II.B. Des perspectives conjuguées au conditionnel

Mais ce n’est pas tout. Car le constat de la forte disparité des perspectives se double fréquemment, dans les propos, d’une vulnérabilité discursive qui exprime tout à la fois la ténuité du capital confiance avec lequel ces étudiants composent, et l’étendue des impondérables qui subordonnent la réalisation de l’avenir souhaité à une série de conditions dont les étudiants ne se sentent pas complètement maîtres. On ne peut ici qu’être frappé par l’ampleur des précautions oratoires qui structurent leurs propos et la méfiance qui les anime. On ne vend pas la peau de l’ours avant de l’avoir tué ! Et il faut parfois peu de choses pour bousculer et bouleverser un dessein pourtant prudemment élaboré.
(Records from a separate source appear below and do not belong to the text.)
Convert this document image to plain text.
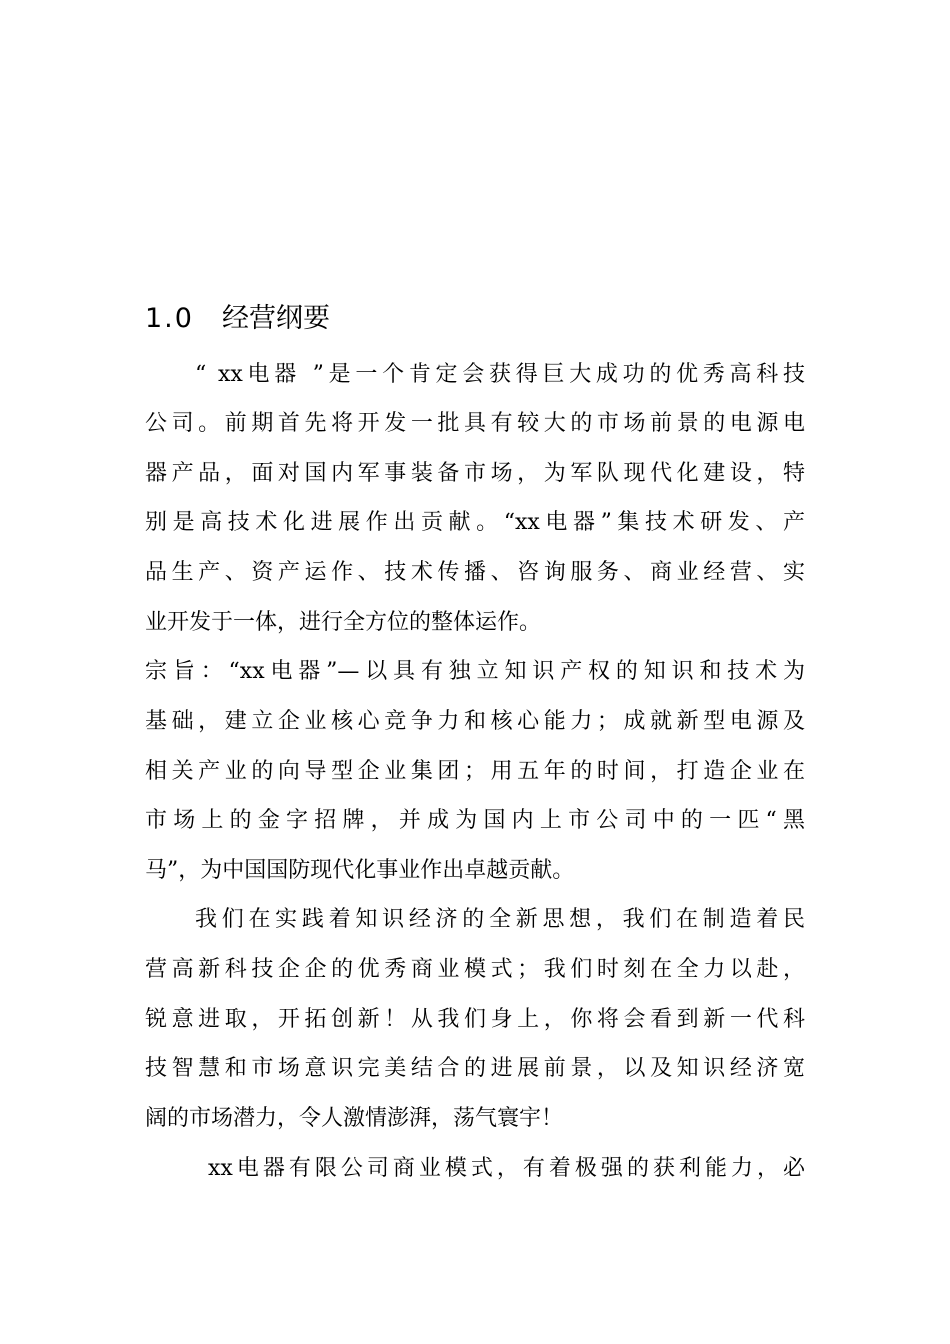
1.0 经营纲要
“ xx电器 ”是一个肯定会获得巨大成功的优秀高科技
公司。前期首先将开发一批具有较大的市场前景的电源电
器产品，面对国内军事装备市场，为军队现代化建设，特
别是高技术化进展作出贡献。“xx电器”集技术研发、产
品生产、资产运作、技术传播、咨询服务、商业经营、实
业开发于一体，进行全方位的整体运作。
宗旨：“xx电器”—以具有独立知识产权的知识和技术为
基础，建立企业核心竞争力和核心能力；成就新型电源及
相关产业的向导型企业集团；用五年的时间，打造企业在
市场上的金字招牌，并成为国内上市公司中的一匹“黑
马”，为中国国防现代化事业作出卓越贡献。
我们在实践着知识经济的全新思想，我们在制造着民
营高新科技企企的优秀商业模式；我们时刻在全力以赴，
锐意进取，开拓创新！从我们身上，你将会看到新一代科
技智慧和市场意识完美结合的进展前景，以及知识经济宽
阔的市场潜力，令人激情澎湃，荡气寰宇！
xx电器有限公司商业模式，有着极强的获利能力，必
C’est ainsi dans une rhétorique du conditionnel que ces étudiants évoquent leurs éventuelles perspectives d’avenir : « J’essaierai de rentrer à l’IUFM bien que ce soit compliqué mais je... ne désespère pas », « ça a changé depuis que je suis en socio », « si je réussis le concours », « même si je ne suis pas prise », « je compte normalement aller jusqu’à la licence », « ou alors il faut tenter les IUFM dans les coins où personne ne veut aller mais... », « Ça dépendra des événements en fait », « je n’ai pas franchement de stratégie là dessus... », « je verrai », « il y a plusieurs possibilités », «  c’est soit je ... soit je », « et sinon... », « j’avance comme ça quoi, par pas », etc.

Contrairement aux clercs composant l’élite qui trouvent dans les assurances du présent sur l’avenir permises par le prestige de leur formation les conditions nécessaires à l’oubli de soi dans le présent des pratiques, le souci de l’avenir est à son comble dans les filières qui, de par leur situation objective, prennent le moins en charge les chances et les préoccupations d’avenir (scolaires, professionnelles...) des étudiants qui pourtant comptent au nombre de ceux qui en auraient objectivement le plus besoin.